While military efforts to defeat the Boko Haram are on course, an effective engagement as proposed by the president may contribute in some ways to preventing the insurgency from lingering any further. The president fully well acknowledged the grim reality of the insecurity in the country and the imperative of engagement with the group when he said that the activities of the insurgents were a great threat to the economic development of the nation. And that until the insurgents were routed and peace attained, much progress would not be recorded in any sector of the nation.
Since the emergence of Boko Haram, the Federal Government has made several efforts to negotiate with the group. In this regard, the government of former President Goodluck Jonathan once set up a presidential committee as part of the quest to understand the grievances of the group and to negotiate with them. The government went further to negotiate with some supposed
Boko Haram leaders who were later discovered to be anything but the true representatives of the group. This fact was brought into focus by the escalation of attacks in the midst of the talks. But this was after the government had invested huge resources in the failed peace deal.
Thus it is commendable that the Buhari government is considering another round of engagement with Boko Haram as part of the options to end its mindless killings. However, it is necessary that the government takes some steps to avoid making such a repeat of the charade, which previous attempts in this regard turned out to be. It is true that Nigerians are eager for the Chibok girls and other people being held by Boko Haram to be freed and for peace to return to the North East. But the government must not allow itself to be stampeded into negotiating with anybody from a position of weakness.

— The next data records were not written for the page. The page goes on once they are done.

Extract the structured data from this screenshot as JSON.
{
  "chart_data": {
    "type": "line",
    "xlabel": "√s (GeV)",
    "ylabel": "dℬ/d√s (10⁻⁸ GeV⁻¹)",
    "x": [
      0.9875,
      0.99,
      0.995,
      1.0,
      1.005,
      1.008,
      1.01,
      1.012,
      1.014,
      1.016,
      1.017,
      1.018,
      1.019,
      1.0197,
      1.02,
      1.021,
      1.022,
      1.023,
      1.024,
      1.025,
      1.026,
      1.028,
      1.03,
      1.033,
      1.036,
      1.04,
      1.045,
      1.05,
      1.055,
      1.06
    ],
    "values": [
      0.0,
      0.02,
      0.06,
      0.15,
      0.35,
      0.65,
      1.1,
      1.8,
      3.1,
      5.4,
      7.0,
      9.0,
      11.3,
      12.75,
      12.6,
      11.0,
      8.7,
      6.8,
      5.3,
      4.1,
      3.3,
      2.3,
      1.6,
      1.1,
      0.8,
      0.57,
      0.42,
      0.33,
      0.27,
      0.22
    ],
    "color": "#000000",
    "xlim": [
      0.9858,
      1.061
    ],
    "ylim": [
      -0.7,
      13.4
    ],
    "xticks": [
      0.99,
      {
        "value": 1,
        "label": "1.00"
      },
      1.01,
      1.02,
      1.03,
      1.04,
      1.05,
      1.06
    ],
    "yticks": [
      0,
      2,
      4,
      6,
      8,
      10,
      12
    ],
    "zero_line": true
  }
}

The government must demonstrate its resolve to negotiate from the position of strength by ensuring that the conditions for the talks are acceptable to the citizens and Nigerians would like to know what the terrorists really want. Here the government must recall the fact that Buhari has said that he would only negotiate with credible leaders of the group. In other words, before negotiation can take place, the government must identify credible leaders of the group and not self-appointed leaders whose only driving motive is pecuniary.
The task of identifying the credible leaders of the group would, of course, entail painstaking intelligence gathering. The government must therefore activate its intelligence gathering apparatus and ensure that there is grass-roots engagement before the actual talks. This is very important because Boko Haram has ceased being a single, coherent organisation since it has been largely dislodged by the military from its strongholds. There are apparently now factions in the group, franchisees and phony representatives. And this is why its mode of operation has changed from taking over communities with sophisticated weapons to individual Boko Haram members engaging in suicide bombing. Thus, intelligence gathering and the actual negotiation should be done discreetly without giving it undue publicity.

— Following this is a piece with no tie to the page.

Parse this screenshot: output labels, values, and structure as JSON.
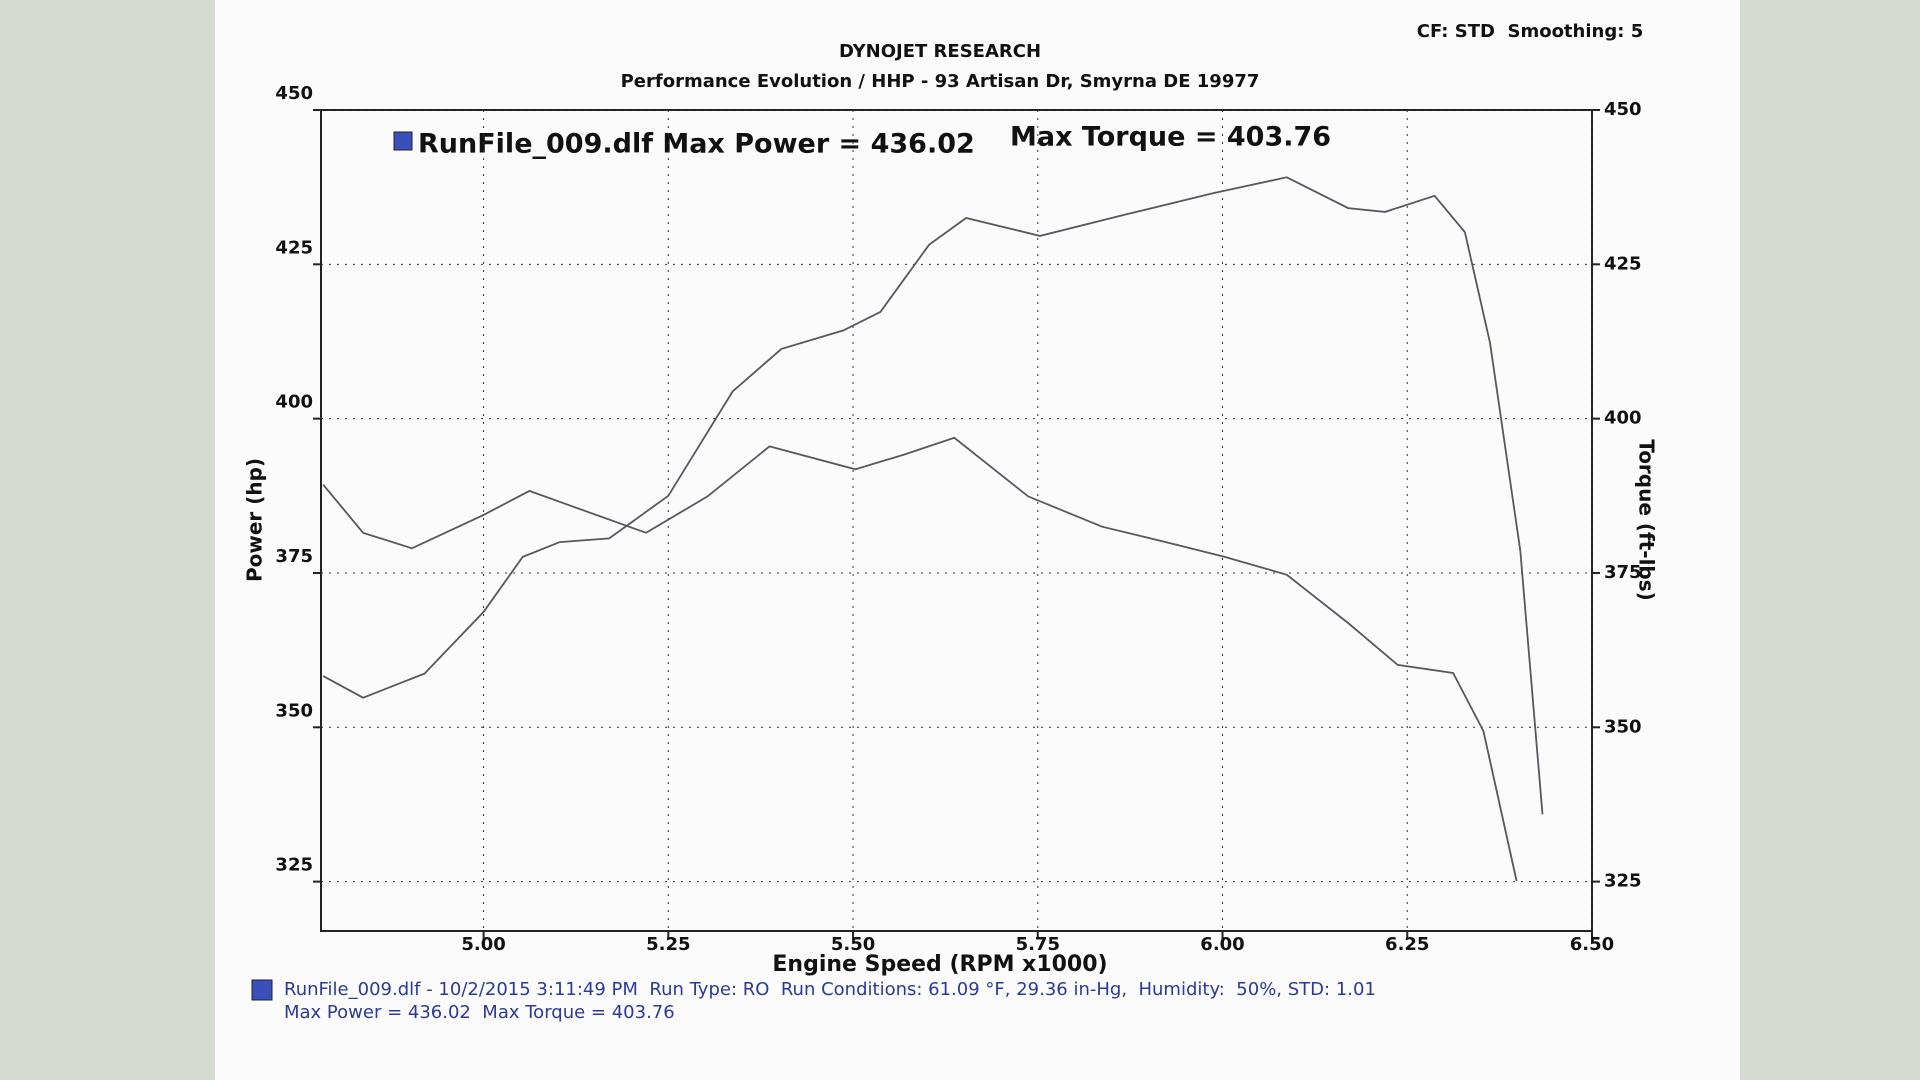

For the negotiation, the government should choose representatives who would be mutually acceptable to it and Boko Haram. The government needs to be strategic in order to win the confidence of Boko Haram as regards its sincerity. The country can no longer endure being stalked by the activities of the terror group. It should deploy every legitimate means at its disposal to reach an enduring peace deal so it can move on to attend to other pressing issues of governance in the country.